As had become habit, Coat came directly to Kalli, waiting for her to rub his ears. She always obliged, refusing to allow herself more than a pang that while the dog stayed by her whenever she and Walker were in the same vicinity, Coat was at Walker’s heels the second he made a move to leave.
Today she was in too good a mood to even have the pang.
Kalli was inclined to be indulgent over the awe in the young cowboys’ whispered exchange and their shuffle-footed shifting so they co
uld keep Walker in sight without being obvious. The pair of them couldn’t be out of high school.
They represented the fourth and fifth entries by newcomers they’d had in two days. She’d take that as a good sign. The entries hadn’t returned to the level of before Jeff’s stroke, but they’d improved. Word was spreading that the Park Rodeo was still a good place to compete.

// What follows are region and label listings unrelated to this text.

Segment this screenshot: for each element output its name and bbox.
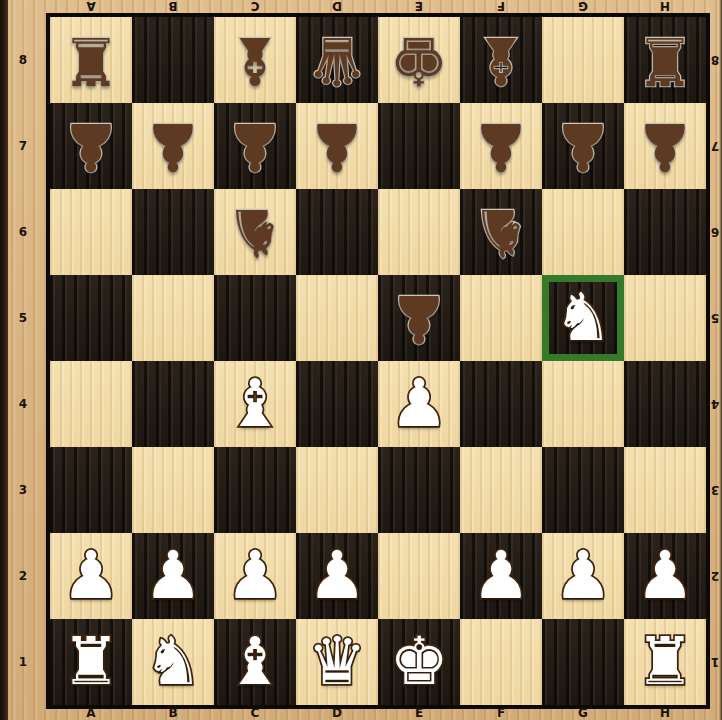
- piece-white-pawn-d2[interactable]: ♟: [296, 533, 378, 619]
- square-c6[interactable]: ♞: [214, 189, 296, 275]
- square-f6[interactable]: ♞: [460, 189, 542, 275]
- square-c5[interactable]: [214, 275, 296, 361]
- square-g4[interactable]: [542, 361, 624, 447]
- piece-white-bishop-c1[interactable]: ♝: [214, 619, 296, 705]
- piece-white-pawn-a2[interactable]: ♟: [50, 533, 132, 619]
- file-label-top-f: F: [460, 0, 542, 13]
- square-c7[interactable]: ♟: [214, 103, 296, 189]
- file-label-top-g: G: [542, 0, 624, 13]
- square-f1[interactable]: [460, 619, 542, 705]
- square-f3[interactable]: [460, 447, 542, 533]
- square-d8[interactable]: ♛: [296, 17, 378, 103]
- piece-black-rook-h8[interactable]: ♜: [624, 17, 706, 103]
- square-d6[interactable]: [296, 189, 378, 275]
- square-d2[interactable]: ♟: [296, 533, 378, 619]
- piece-white-pawn-c2[interactable]: ♟: [214, 533, 296, 619]
- square-f8[interactable]: ♝: [460, 17, 542, 103]
- square-e2[interactable]: [378, 533, 460, 619]
- file-label-top-b: B: [132, 0, 214, 13]
- piece-white-knight-g5[interactable]: ♞: [542, 275, 624, 361]
- file-label-top-e: E: [378, 0, 460, 13]
- square-d1[interactable]: ♛: [296, 619, 378, 705]
- square-b5[interactable]: [132, 275, 214, 361]
- square-h8[interactable]: ♜: [624, 17, 706, 103]
- square-d3[interactable]: [296, 447, 378, 533]
- piece-white-pawn-g2[interactable]: ♟: [542, 533, 624, 619]
- square-c3[interactable]: [214, 447, 296, 533]
- piece-black-queen-d8[interactable]: ♛: [296, 17, 378, 103]
- square-d7[interactable]: ♟: [296, 103, 378, 189]
- square-a2[interactable]: ♟: [50, 533, 132, 619]
- chess-board[interactable]: ♜♝♛♚♝♜♟♟♟♟♟♟♟♞♞♟♞♝♟♟♟♟♟♟♟♟♜♞♝♛♚♜: [46, 13, 710, 709]
- square-a4[interactable]: [50, 361, 132, 447]
- square-e8[interactable]: ♚: [378, 17, 460, 103]
- square-b2[interactable]: ♟: [132, 533, 214, 619]
- square-c4[interactable]: ♝: [214, 361, 296, 447]
- square-h3[interactable]: [624, 447, 706, 533]
- square-e4[interactable]: ♟: [378, 361, 460, 447]
- square-a5[interactable]: [50, 275, 132, 361]
- chess-board-frame: ♜♝♛♚♝♜♟♟♟♟♟♟♟♞♞♟♞♝♟♟♟♟♟♟♟♟♜♞♝♛♚♜ AABBCCD…: [0, 0, 722, 720]
- piece-black-pawn-d7[interactable]: ♟: [296, 103, 378, 189]
- piece-black-pawn-g7[interactable]: ♟: [542, 103, 624, 189]
- piece-white-pawn-e4[interactable]: ♟: [378, 361, 460, 447]
- square-e7[interactable]: [378, 103, 460, 189]
- file-label-top-c: C: [214, 0, 296, 13]
- piece-white-bishop-c4[interactable]: ♝: [214, 361, 296, 447]
- file-label-top-h: H: [624, 0, 706, 13]
- piece-white-king-e1[interactable]: ♚: [378, 619, 460, 705]
- square-a8[interactable]: ♜: [50, 17, 132, 103]
- file-label-top-d: D: [296, 0, 378, 13]
- piece-white-knight-b1[interactable]: ♞: [132, 619, 214, 705]
- piece-black-rook-a8[interactable]: ♜: [50, 17, 132, 103]
- piece-white-rook-a1[interactable]: ♜: [50, 619, 132, 705]
- square-f7[interactable]: ♟: [460, 103, 542, 189]
- square-c1[interactable]: ♝: [214, 619, 296, 705]
- piece-black-pawn-a7[interactable]: ♟: [50, 103, 132, 189]
- square-h5[interactable]: [624, 275, 706, 361]
- square-g8[interactable]: [542, 17, 624, 103]
- piece-white-pawn-b2[interactable]: ♟: [132, 533, 214, 619]
- square-h1[interactable]: ♜: [624, 619, 706, 705]
- square-g1[interactable]: [542, 619, 624, 705]
- piece-black-bishop-c8[interactable]: ♝: [214, 17, 296, 103]
- square-g6[interactable]: [542, 189, 624, 275]
- piece-black-knight-c6[interactable]: ♞: [214, 189, 296, 275]
- piece-black-pawn-e5[interactable]: ♟: [378, 275, 460, 361]
- square-h6[interactable]: [624, 189, 706, 275]
- square-g2[interactable]: ♟: [542, 533, 624, 619]
- piece-black-pawn-b7[interactable]: ♟: [132, 103, 214, 189]
- piece-black-pawn-c7[interactable]: ♟: [214, 103, 296, 189]
- piece-white-rook-h1[interactable]: ♜: [624, 619, 706, 705]
- square-h4[interactable]: [624, 361, 706, 447]
- square-b4[interactable]: [132, 361, 214, 447]
- square-h2[interactable]: ♟: [624, 533, 706, 619]
- square-c2[interactable]: ♟: [214, 533, 296, 619]
- square-e1[interactable]: ♚: [378, 619, 460, 705]
- piece-black-king-e8[interactable]: ♚: [378, 17, 460, 103]
- piece-white-pawn-f2[interactable]: ♟: [460, 533, 542, 619]
- square-g5-last-move-highlight[interactable]: ♞: [542, 275, 624, 361]
- piece-white-pawn-h2[interactable]: ♟: [624, 533, 706, 619]
- file-label-top-a: A: [50, 0, 132, 13]
- square-f5[interactable]: [460, 275, 542, 361]
- square-b3[interactable]: [132, 447, 214, 533]
- square-a6[interactable]: [50, 189, 132, 275]
- square-g3[interactable]: [542, 447, 624, 533]
- square-g7[interactable]: ♟: [542, 103, 624, 189]
- square-b1[interactable]: ♞: [132, 619, 214, 705]
- square-b7[interactable]: ♟: [132, 103, 214, 189]
- square-d5[interactable]: [296, 275, 378, 361]
- square-a3[interactable]: [50, 447, 132, 533]
- piece-black-knight-f6[interactable]: ♞: [460, 189, 542, 275]
- square-f4[interactable]: [460, 361, 542, 447]
- square-a1[interactable]: ♜: [50, 619, 132, 705]
- square-e3[interactable]: [378, 447, 460, 533]
- piece-black-bishop-f8[interactable]: ♝: [460, 17, 542, 103]
- square-f2[interactable]: ♟: [460, 533, 542, 619]
- square-b6[interactable]: [132, 189, 214, 275]
- square-e5[interactable]: ♟: [378, 275, 460, 361]
- square-h7[interactable]: ♟: [624, 103, 706, 189]
- board-left-wood-edge: [0, 0, 8, 720]
- piece-black-pawn-f7[interactable]: ♟: [460, 103, 542, 189]
- square-e6[interactable]: [378, 189, 460, 275]
- square-c8[interactable]: ♝: [214, 17, 296, 103]
- piece-black-pawn-h7[interactable]: ♟: [624, 103, 706, 189]
- square-d4[interactable]: [296, 361, 378, 447]
- piece-white-queen-d1[interactable]: ♛: [296, 619, 378, 705]
- square-b8[interactable]: [132, 17, 214, 103]
- square-a7[interactable]: ♟: [50, 103, 132, 189]
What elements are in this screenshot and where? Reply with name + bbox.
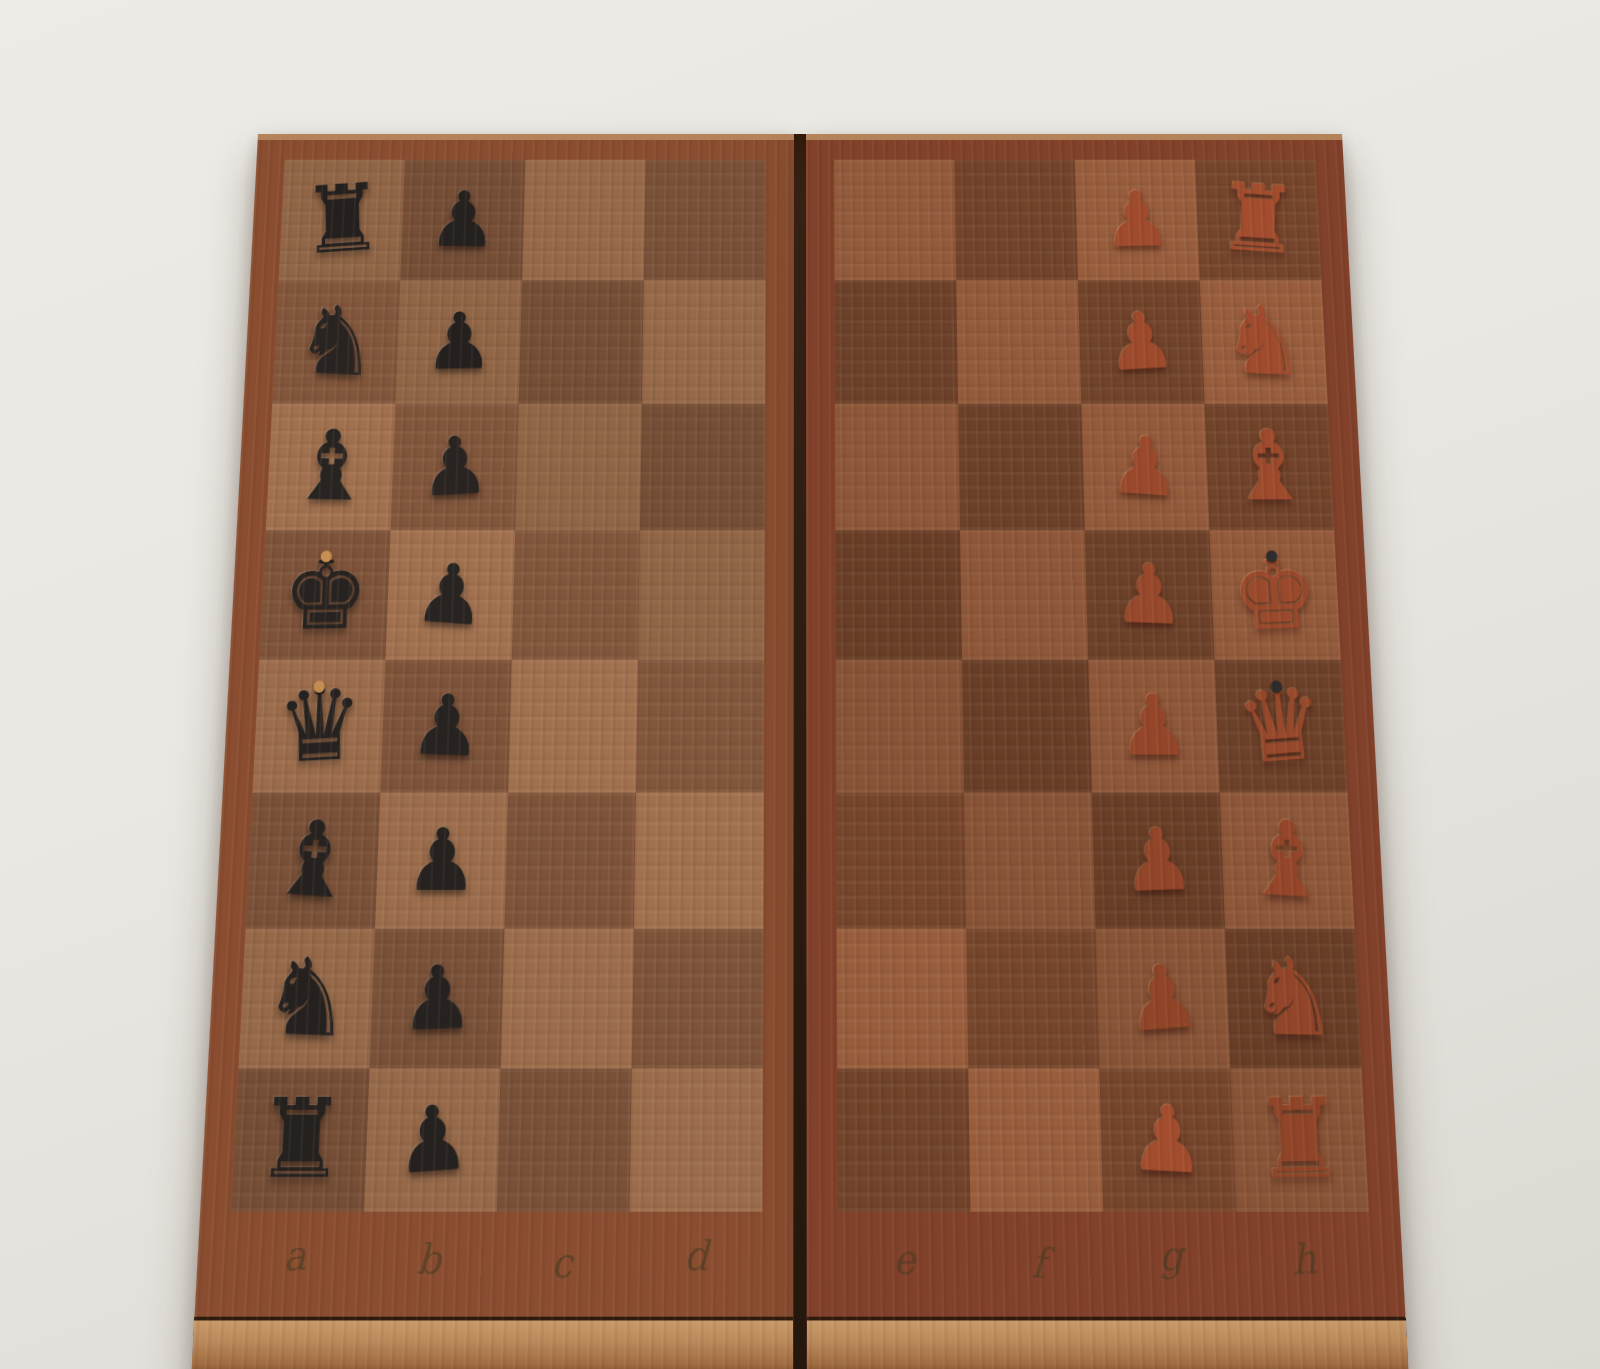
square-a3[interactable]: ♝ xyxy=(246,793,381,929)
board-right-grid: ♟♜♟♞♟♝♟♚♟♛♟♝♟♞♟♜ xyxy=(834,160,1369,1212)
square-b8[interactable]: ♟ xyxy=(400,160,525,281)
square-f2[interactable] xyxy=(966,929,1099,1069)
square-g2[interactable]: ♟ xyxy=(1096,929,1231,1069)
piece-black-bishop[interactable]: ♝ xyxy=(285,418,376,516)
square-g5[interactable]: ♟ xyxy=(1085,530,1215,660)
square-b1[interactable]: ♟ xyxy=(364,1068,501,1211)
square-d1[interactable] xyxy=(630,1068,763,1211)
square-e8[interactable] xyxy=(834,160,956,281)
piece-red-pawn[interactable]: ♟ xyxy=(1129,1092,1205,1187)
piece-black-pawn[interactable]: ♟ xyxy=(404,817,480,903)
square-a2[interactable]: ♞ xyxy=(238,929,375,1069)
piece-red-pawn[interactable]: ♟ xyxy=(1116,684,1191,768)
square-e2[interactable] xyxy=(837,929,969,1069)
piece-red-bishop[interactable]: ♝ xyxy=(1242,806,1331,915)
piece-red-knight[interactable]: ♞ xyxy=(1247,944,1340,1053)
piece-black-pawn[interactable]: ♟ xyxy=(424,302,495,381)
square-c5[interactable] xyxy=(512,530,640,660)
file-label-d: d xyxy=(627,1229,764,1320)
piece-red-pawn[interactable]: ♟ xyxy=(1101,181,1174,259)
square-f8[interactable] xyxy=(954,160,1078,281)
square-h4[interactable]: ♛ xyxy=(1215,660,1348,793)
square-b4[interactable]: ♟ xyxy=(380,660,511,793)
piece-black-rook[interactable]: ♜ xyxy=(253,1085,349,1195)
piece-black-rook[interactable]: ♜ xyxy=(300,171,386,269)
file-label-a: a xyxy=(228,1227,362,1320)
piece-black-queen[interactable]: ♛ xyxy=(276,673,364,779)
square-e1[interactable] xyxy=(837,1068,970,1211)
board-right-file-labels: efgh xyxy=(838,1212,1375,1317)
piece-black-king[interactable]: ♚ xyxy=(281,544,370,645)
square-d4[interactable] xyxy=(636,660,764,793)
file-label-f: f xyxy=(970,1235,1106,1328)
piece-black-pawn[interactable]: ♟ xyxy=(400,953,474,1044)
square-e3[interactable] xyxy=(836,793,966,929)
piece-black-pawn[interactable]: ♟ xyxy=(407,683,485,770)
square-g1[interactable]: ♟ xyxy=(1099,1068,1236,1211)
square-a4[interactable]: ♛ xyxy=(252,660,385,793)
board-left-half: ♜♟♞♟♝♟♚♟♛♟♝♟♞♟♜♟ abcd xyxy=(191,134,794,1369)
file-label-c: c xyxy=(495,1236,630,1327)
folding-chess-board: ♜♟♞♟♝♟♚♟♛♟♝♟♞♟♜♟ abcd ♟♜♟♞♟♝♟♚♟♛♟♝♟♞♟♜ e… xyxy=(191,134,1408,1369)
square-c6[interactable] xyxy=(515,404,642,530)
file-label-g: g xyxy=(1104,1231,1240,1317)
board-right-side-edge xyxy=(807,1317,1409,1369)
square-h7[interactable]: ♞ xyxy=(1200,280,1328,403)
square-a1[interactable]: ♜ xyxy=(231,1068,369,1211)
square-a8[interactable]: ♜ xyxy=(279,160,405,281)
photo-scene: ♜♟♞♟♝♟♚♟♛♟♝♟♞♟♜♟ abcd ♟♜♟♞♟♝♟♚♟♛♟♝♟♞♟♜ e… xyxy=(0,0,1600,1369)
square-a5[interactable]: ♚ xyxy=(259,530,390,660)
square-f4[interactable] xyxy=(962,660,1092,793)
square-e6[interactable] xyxy=(835,404,960,530)
square-h8[interactable]: ♜ xyxy=(1195,160,1321,281)
square-b6[interactable]: ♟ xyxy=(391,404,519,530)
piece-red-pawn[interactable]: ♟ xyxy=(1103,301,1179,383)
board-left-grid: ♜♟♞♟♝♟♚♟♛♟♝♟♞♟♜♟ xyxy=(231,160,766,1212)
square-e7[interactable] xyxy=(834,280,958,403)
square-c7[interactable] xyxy=(519,280,644,403)
square-c3[interactable] xyxy=(504,793,636,929)
square-g7[interactable]: ♟ xyxy=(1078,280,1205,403)
piece-black-pawn[interactable]: ♟ xyxy=(411,551,490,638)
square-e5[interactable] xyxy=(835,530,962,660)
square-h2[interactable]: ♞ xyxy=(1225,929,1362,1069)
square-c2[interactable] xyxy=(501,929,634,1069)
square-g3[interactable]: ♟ xyxy=(1092,793,1225,929)
square-c4[interactable] xyxy=(508,660,638,793)
file-label-h: h xyxy=(1235,1231,1376,1324)
square-b5[interactable]: ♟ xyxy=(385,530,515,660)
square-d6[interactable] xyxy=(640,404,765,530)
square-b7[interactable]: ♟ xyxy=(395,280,522,403)
square-c1[interactable] xyxy=(497,1068,632,1211)
piece-black-pawn[interactable]: ♟ xyxy=(394,1092,472,1188)
piece-red-king[interactable]: ♚ xyxy=(1228,544,1322,646)
board-fold-gap xyxy=(793,134,806,1369)
piece-red-rook[interactable]: ♜ xyxy=(1251,1084,1348,1196)
board-left-side-edge xyxy=(191,1317,793,1369)
file-label-e: e xyxy=(837,1234,973,1322)
square-a7[interactable]: ♞ xyxy=(272,280,400,403)
piece-red-rook[interactable]: ♜ xyxy=(1215,171,1301,269)
square-h1[interactable]: ♜ xyxy=(1230,1068,1368,1211)
piece-red-pawn[interactable]: ♟ xyxy=(1108,424,1181,509)
square-h3[interactable]: ♝ xyxy=(1220,793,1355,929)
square-g4[interactable]: ♟ xyxy=(1088,660,1219,793)
piece-red-bishop[interactable]: ♝ xyxy=(1224,418,1314,515)
square-d5[interactable] xyxy=(638,530,765,660)
piece-black-pawn[interactable]: ♟ xyxy=(419,425,491,509)
square-f1[interactable] xyxy=(968,1068,1103,1211)
piece-red-pawn[interactable]: ♟ xyxy=(1119,816,1198,905)
square-b3[interactable]: ♟ xyxy=(375,793,508,929)
square-f6[interactable] xyxy=(958,404,1085,530)
piece-red-pawn[interactable]: ♟ xyxy=(1113,552,1185,637)
square-f5[interactable] xyxy=(960,530,1088,660)
square-e4[interactable] xyxy=(836,660,964,793)
board-left-file-labels: abcd xyxy=(226,1212,763,1317)
square-d3[interactable] xyxy=(634,793,764,929)
square-d8[interactable] xyxy=(644,160,766,281)
piece-black-pawn[interactable]: ♟ xyxy=(427,181,500,259)
file-label-b: b xyxy=(359,1234,497,1322)
square-f7[interactable] xyxy=(956,280,1081,403)
square-b2[interactable]: ♟ xyxy=(370,929,505,1069)
square-g6[interactable]: ♟ xyxy=(1081,404,1209,530)
square-g8[interactable]: ♟ xyxy=(1075,160,1200,281)
piece-black-bishop[interactable]: ♝ xyxy=(263,805,362,916)
piece-black-knight[interactable]: ♞ xyxy=(290,292,383,391)
piece-black-knight[interactable]: ♞ xyxy=(258,943,356,1053)
square-d7[interactable] xyxy=(642,280,766,403)
square-h5[interactable]: ♚ xyxy=(1209,530,1340,660)
square-h6[interactable]: ♝ xyxy=(1205,404,1335,530)
square-c8[interactable] xyxy=(522,160,646,281)
square-d2[interactable] xyxy=(632,929,764,1069)
square-a6[interactable]: ♝ xyxy=(266,404,396,530)
board-right-half: ♟♜♟♞♟♝♟♚♟♛♟♝♟♞♟♜ efgh xyxy=(806,134,1409,1369)
piece-red-pawn[interactable]: ♟ xyxy=(1122,951,1204,1045)
piece-red-queen[interactable]: ♛ xyxy=(1232,672,1330,780)
square-f3[interactable] xyxy=(964,793,1096,929)
piece-red-knight[interactable]: ♞ xyxy=(1221,293,1306,391)
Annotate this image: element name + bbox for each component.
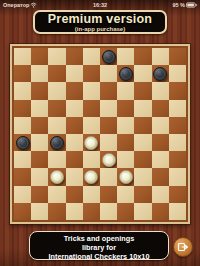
square-21[interactable] <box>31 117 48 134</box>
info-line-2: library for <box>30 243 168 252</box>
square-23[interactable] <box>100 117 117 134</box>
board-cell[interactable] <box>14 48 31 65</box>
premium-subtitle: (in-app purchase) <box>35 26 165 32</box>
board-cell[interactable] <box>14 117 31 134</box>
board-cell[interactable] <box>169 65 186 82</box>
square-33[interactable] <box>100 151 117 168</box>
board-cell[interactable] <box>31 203 48 220</box>
white-man[interactable] <box>84 170 98 184</box>
battery-icon <box>186 2 197 8</box>
board-cell[interactable] <box>169 203 186 220</box>
checkers-board <box>10 44 190 224</box>
board-cell[interactable] <box>48 151 65 168</box>
board-cell[interactable] <box>100 100 117 117</box>
square-29[interactable] <box>117 134 134 151</box>
board-cell[interactable] <box>48 48 65 65</box>
square-45[interactable] <box>169 186 186 203</box>
square-17[interactable] <box>48 100 65 117</box>
board-cell[interactable] <box>117 186 134 203</box>
square-7[interactable] <box>48 65 65 82</box>
info-banner: Tricks and openings library for Internat… <box>29 231 169 260</box>
square-35[interactable] <box>169 151 186 168</box>
board-cell[interactable] <box>100 203 117 220</box>
board-cell[interactable] <box>169 134 186 151</box>
board-cell[interactable] <box>66 134 83 151</box>
clock: 16:32 <box>0 2 200 8</box>
board-cell[interactable] <box>83 48 100 65</box>
square-15[interactable] <box>169 82 186 99</box>
board-cell[interactable] <box>31 134 48 151</box>
square-28[interactable] <box>83 134 100 151</box>
board-cell[interactable] <box>31 100 48 117</box>
export-icon <box>177 241 189 253</box>
black-man[interactable] <box>119 67 133 81</box>
board-cell[interactable] <box>14 151 31 168</box>
square-39[interactable] <box>117 168 134 185</box>
board-cell[interactable] <box>152 82 169 99</box>
board-cell[interactable] <box>83 117 100 134</box>
square-49[interactable] <box>117 203 134 220</box>
square-1[interactable] <box>31 48 48 65</box>
square-4[interactable] <box>134 48 151 65</box>
square-30[interactable] <box>152 134 169 151</box>
board-cell[interactable] <box>152 186 169 203</box>
square-2[interactable] <box>66 48 83 65</box>
board-cell[interactable] <box>169 168 186 185</box>
square-24[interactable] <box>134 117 151 134</box>
square-25[interactable] <box>169 117 186 134</box>
board-cell[interactable] <box>169 100 186 117</box>
board-cell[interactable] <box>66 100 83 117</box>
board-cell[interactable] <box>117 117 134 134</box>
board-cell[interactable] <box>134 203 151 220</box>
square-13[interactable] <box>100 82 117 99</box>
white-man[interactable] <box>102 153 116 167</box>
board-cell[interactable] <box>134 65 151 82</box>
square-36[interactable] <box>14 168 31 185</box>
info-line-1: Tricks and openings <box>30 234 168 243</box>
board-cell[interactable] <box>117 82 134 99</box>
black-man[interactable] <box>16 136 30 150</box>
square-38[interactable] <box>83 168 100 185</box>
status-bar: Оператор 16:32 95 % <box>0 0 200 9</box>
square-5[interactable] <box>169 48 186 65</box>
board-cell[interactable] <box>31 168 48 185</box>
square-47[interactable] <box>48 203 65 220</box>
square-42[interactable] <box>66 186 83 203</box>
battery-percent: 95 % <box>172 2 185 8</box>
square-37[interactable] <box>48 168 65 185</box>
premium-version-button[interactable]: Premium version (in-app purchase) <box>33 10 167 34</box>
premium-title: Premium version <box>35 13 165 26</box>
square-26[interactable] <box>14 134 31 151</box>
board-cell[interactable] <box>100 65 117 82</box>
board-cell[interactable] <box>100 168 117 185</box>
board-cell[interactable] <box>152 151 169 168</box>
black-man[interactable] <box>102 50 116 64</box>
square-27[interactable] <box>48 134 65 151</box>
board-cell[interactable] <box>117 151 134 168</box>
board-cell[interactable] <box>66 203 83 220</box>
board-cell[interactable] <box>134 134 151 151</box>
board-cell[interactable] <box>14 186 31 203</box>
square-44[interactable] <box>134 186 151 203</box>
board-cell[interactable] <box>134 168 151 185</box>
square-19[interactable] <box>117 100 134 117</box>
board-cell[interactable] <box>48 186 65 203</box>
board-cell[interactable] <box>152 117 169 134</box>
square-43[interactable] <box>100 186 117 203</box>
square-46[interactable] <box>14 203 31 220</box>
white-man[interactable] <box>119 170 133 184</box>
square-50[interactable] <box>152 203 169 220</box>
board-cell[interactable] <box>83 186 100 203</box>
export-button[interactable] <box>173 237 193 257</box>
black-man[interactable] <box>50 136 64 150</box>
board-cell[interactable] <box>66 65 83 82</box>
board-cell[interactable] <box>83 82 100 99</box>
board-cell[interactable] <box>117 48 134 65</box>
square-16[interactable] <box>14 100 31 117</box>
board-cell[interactable] <box>48 117 65 134</box>
square-6[interactable] <box>14 65 31 82</box>
square-41[interactable] <box>31 186 48 203</box>
square-31[interactable] <box>31 151 48 168</box>
square-40[interactable] <box>152 168 169 185</box>
board-cell[interactable] <box>31 65 48 82</box>
board-grid <box>14 48 186 220</box>
square-22[interactable] <box>66 117 83 134</box>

“All set,” she announced. “See you tonight, then, okay?”
“Huh? Oh, okay.” The first cowboy flushed and started backing out of the office when Walker glanced up. “I mean, uh, yes, ma’am. See you tonight, ma’am.”
“Yes, ma’am,” agreed the second, wasting no time in following his friend. “Thank you, ma’am.”
Mouthing the oft-repeated “ma’am” in utter disgust—you’d think she was ninety-two and frail! —Kalli stared at the closed door. The dual splutter of laughter from behind her spun her around to face Roberta and Walker.
“Oh, yeah, you think it’s funny, those two kids treating me like my own grandmother?”
“Sure do,” Walker answered easily, one long leg extended from where he’d propped his hip comfortably on Roberta’s desk.
Trying to maintain the semblance of anger, she asked “How’d you like it if they did it to you?” hoping for a more sympathetic audience. No such luck.
“Do it to me all the time. Even Matt Halderman. And ain’t anybody can say he looks at you like you’re anybody’s grandmother.”
Awkwardness flooded into Kalli. Some of the casualness seemed to go out of Walker’s posture. Roberta looked bright-eyed from him to her. She’d done it on purpose, Kalli realized. Roberta had brought up Matt just to watch their reactions.
Deliberately, Kalli leaned against the counter, sliding her elbows back to rest on either side of her. “Matt’s a great guy.”
“Guess all these kids’re making you feel older, too, huh, Walker?” Roberta turned her piercing look on him.
Kalli might have been tempted to ask what made Roberta say that, but Walker apparently knew better than to give the rodeo secretary that kind of opening.
“Nah. What makes me feel old is cars I once owned being called classics. Or songs I used to listen to on the radio being ‘discovered’ by some new hotshot. Or realizing I’ve been out of school longer than I spent in it.”